Strongly coupled regimes of quantum field theory remain notoriously difficult to access with standard analytic tools. However, certain aspects of these theories become more manageable when focusing on sectors where specific quantum numbers are taken to be large. Well known examples include the large N limit, where N denotes the rank of the gauge group or the large spin limit. More recently, a new approach based on effective field theory has gained importance for studying sectors of a theory where a given global charge is considered to be very large. In this talk, I will show how a dual description in terms of matrix models emerges in such large-charge regimes, with the matrix size directly related to the underlying global charge. I will show how this framework provides a powerful tool not only to demonstrate the predictions of effective field theory, but also to go beyond them.

talk 15: Geometry of relativistic hydrodynamics and topological strings

• Nikita Nekrasov (Simons Center for Geometry and Physics)

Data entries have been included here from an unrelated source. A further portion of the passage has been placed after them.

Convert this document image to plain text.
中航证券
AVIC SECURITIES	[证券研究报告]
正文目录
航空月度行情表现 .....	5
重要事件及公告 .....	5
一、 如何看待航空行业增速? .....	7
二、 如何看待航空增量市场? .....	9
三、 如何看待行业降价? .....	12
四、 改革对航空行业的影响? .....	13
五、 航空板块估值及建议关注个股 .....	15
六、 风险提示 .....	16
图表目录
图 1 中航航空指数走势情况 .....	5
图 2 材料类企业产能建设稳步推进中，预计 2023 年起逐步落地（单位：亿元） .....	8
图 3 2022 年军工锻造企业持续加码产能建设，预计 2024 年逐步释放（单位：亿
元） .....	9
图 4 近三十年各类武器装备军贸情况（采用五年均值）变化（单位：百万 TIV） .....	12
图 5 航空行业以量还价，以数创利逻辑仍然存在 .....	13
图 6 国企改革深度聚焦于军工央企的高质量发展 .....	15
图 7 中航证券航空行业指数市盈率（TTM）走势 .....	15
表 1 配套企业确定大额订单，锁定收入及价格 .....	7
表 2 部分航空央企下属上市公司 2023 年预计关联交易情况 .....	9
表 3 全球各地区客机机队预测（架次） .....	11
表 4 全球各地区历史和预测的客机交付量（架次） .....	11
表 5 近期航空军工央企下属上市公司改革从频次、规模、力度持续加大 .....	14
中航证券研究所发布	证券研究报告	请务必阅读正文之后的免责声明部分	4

New view of relativistic hydrodynamics, generalizing Euler equations of compressible ideal fluid, is proposed. Connections with topological strings and Liouville conformal blocks will be discussed. Work in progress with Paul Wiegmann.

talk 16: Renormalons for the people

• Marcos Marino (Université de Genève)

Renormalons are the smoking guns in perturbation theory for a wide class of non-perturbative effects. They have been mostly studied in QCD phenomenology, but as I will try to argue in this talk, renormalons and their associated non-perturbative corrections are fundamental aspects of quantum field theories. I will first illustrate the existence of renormalons in simple models, review their properties, and describe some recent progress in the topic, as well as open problems.